SAUDI ARABIAN MATHEMATICAL COMPETITIONS

1) Suppose that we have $k$ triangles in some triangulation. By calculating the sum of all angles of these triangles, we have $180^{\circ }\cdot k$. The sum of interior angles of $A$ is $180^{\circ }\cdot 98$. The sum of angle around each point among 100 points is $360^{\circ }\cdot 100$. Hence, we have $$180^{\circ }\cdot k=180^{\circ }\cdot 98+360^{\circ }\cdot 100\iff k=298.$$ Each triangle gives 3 edges and among them, there are 100 edges of $A$. Note that the interior edges are double counted, then the number of edges in each triangulation is $$\frac{3\cdot 298-100}{2}+100=497.$$

2) Fix the polygon $A$, we will prove this problem by induction on $m+n$ of total points, in which $n$ is the number of vertices of $A$ and $m$ is the number of interior points.

For $m+n=3$, which implies that $n=3,m=0$, we just have one triangle with no interior point. We color this triangle by some color and finish this case.

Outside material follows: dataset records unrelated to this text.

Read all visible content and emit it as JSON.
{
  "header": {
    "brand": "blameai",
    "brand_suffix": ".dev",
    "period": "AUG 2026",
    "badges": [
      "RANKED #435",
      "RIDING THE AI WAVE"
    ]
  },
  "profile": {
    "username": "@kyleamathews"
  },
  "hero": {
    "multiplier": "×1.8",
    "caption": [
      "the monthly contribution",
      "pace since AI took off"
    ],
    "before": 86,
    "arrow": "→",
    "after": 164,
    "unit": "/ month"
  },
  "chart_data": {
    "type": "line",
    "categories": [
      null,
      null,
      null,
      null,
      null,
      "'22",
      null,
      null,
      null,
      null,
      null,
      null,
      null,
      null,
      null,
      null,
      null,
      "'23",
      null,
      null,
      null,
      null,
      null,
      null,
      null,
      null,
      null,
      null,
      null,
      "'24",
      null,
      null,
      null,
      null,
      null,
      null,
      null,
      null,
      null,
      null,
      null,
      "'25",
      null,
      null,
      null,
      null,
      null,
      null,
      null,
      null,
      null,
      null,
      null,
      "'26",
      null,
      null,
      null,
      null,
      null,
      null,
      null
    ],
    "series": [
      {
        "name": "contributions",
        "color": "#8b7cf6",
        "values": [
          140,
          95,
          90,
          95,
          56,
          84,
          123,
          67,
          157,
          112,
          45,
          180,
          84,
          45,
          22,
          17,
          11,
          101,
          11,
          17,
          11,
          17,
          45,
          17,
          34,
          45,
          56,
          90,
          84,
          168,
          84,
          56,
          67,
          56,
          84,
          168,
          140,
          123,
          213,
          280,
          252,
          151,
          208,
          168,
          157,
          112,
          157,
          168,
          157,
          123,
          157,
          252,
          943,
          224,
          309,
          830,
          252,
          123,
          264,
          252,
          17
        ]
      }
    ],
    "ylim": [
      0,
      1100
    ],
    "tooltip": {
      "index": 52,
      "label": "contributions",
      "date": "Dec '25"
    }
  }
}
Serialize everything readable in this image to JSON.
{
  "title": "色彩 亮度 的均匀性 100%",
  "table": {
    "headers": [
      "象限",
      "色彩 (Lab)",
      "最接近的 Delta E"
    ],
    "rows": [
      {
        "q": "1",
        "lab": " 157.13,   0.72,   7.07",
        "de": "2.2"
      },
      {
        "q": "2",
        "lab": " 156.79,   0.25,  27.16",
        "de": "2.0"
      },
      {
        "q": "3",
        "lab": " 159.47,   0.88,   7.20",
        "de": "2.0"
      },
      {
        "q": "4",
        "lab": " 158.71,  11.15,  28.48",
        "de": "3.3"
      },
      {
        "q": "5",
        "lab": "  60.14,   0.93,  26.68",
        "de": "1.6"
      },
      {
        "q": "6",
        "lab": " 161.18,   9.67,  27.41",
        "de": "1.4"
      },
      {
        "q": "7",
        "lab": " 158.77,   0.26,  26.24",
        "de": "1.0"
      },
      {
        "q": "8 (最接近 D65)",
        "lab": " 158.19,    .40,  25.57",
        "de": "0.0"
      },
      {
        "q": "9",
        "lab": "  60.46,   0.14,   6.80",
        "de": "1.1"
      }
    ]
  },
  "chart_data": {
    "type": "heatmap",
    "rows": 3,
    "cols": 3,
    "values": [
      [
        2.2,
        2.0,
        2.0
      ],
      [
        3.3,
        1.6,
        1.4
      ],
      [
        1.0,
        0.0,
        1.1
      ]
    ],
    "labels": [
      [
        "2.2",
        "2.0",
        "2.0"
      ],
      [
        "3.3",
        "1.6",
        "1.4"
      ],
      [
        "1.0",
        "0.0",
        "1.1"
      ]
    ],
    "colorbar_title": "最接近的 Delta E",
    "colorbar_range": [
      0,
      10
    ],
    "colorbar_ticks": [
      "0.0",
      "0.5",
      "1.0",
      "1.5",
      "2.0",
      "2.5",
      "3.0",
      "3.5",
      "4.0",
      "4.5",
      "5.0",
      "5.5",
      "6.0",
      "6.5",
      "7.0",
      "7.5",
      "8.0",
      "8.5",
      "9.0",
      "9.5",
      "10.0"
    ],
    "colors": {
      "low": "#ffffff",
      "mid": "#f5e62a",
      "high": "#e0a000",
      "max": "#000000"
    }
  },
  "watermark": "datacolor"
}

For bigger $m+n$, whenever we add one more point and perform the triangulation, we have two cases:

1. If there are some triangle that share exactly one edge with the polygon $A$, call triangle $X$. Then $X$ is adjacent to at most two other triangles then if these two triangles were colored by different colors, we just need to color $X$ by the third color (in case two triangles were colored by the same color, we color $X$ by a random color among the rest). Since $X$ has one vertex that is the interior point, then we can move this point outside as the vertex of $A$. It is easy to see that polygon $A$ still has $n$ vertices and $m$ decreases by 1. Then we can apply the induction hypothesis.



2. If for all triangles $X$ as described above, the vertices of $X$ are not the interior points then $X$ is adjacent to exactly one triangle. We just color $X$ by the color different from the adjacent one and remove the vertex of $A$ to make number of sides of $A$ decrease by 2 and $n$ decreases by 1. Then we can also apply the induction hypothesis.

Therefore, in all cases, we can change the triangulation of $m+n$ points to triangulation of $m+n-1$ points, which means the problem can be solved by induction completely.

Then we always can draw the triangle by one of three colors that satisfy the given condition. $\square$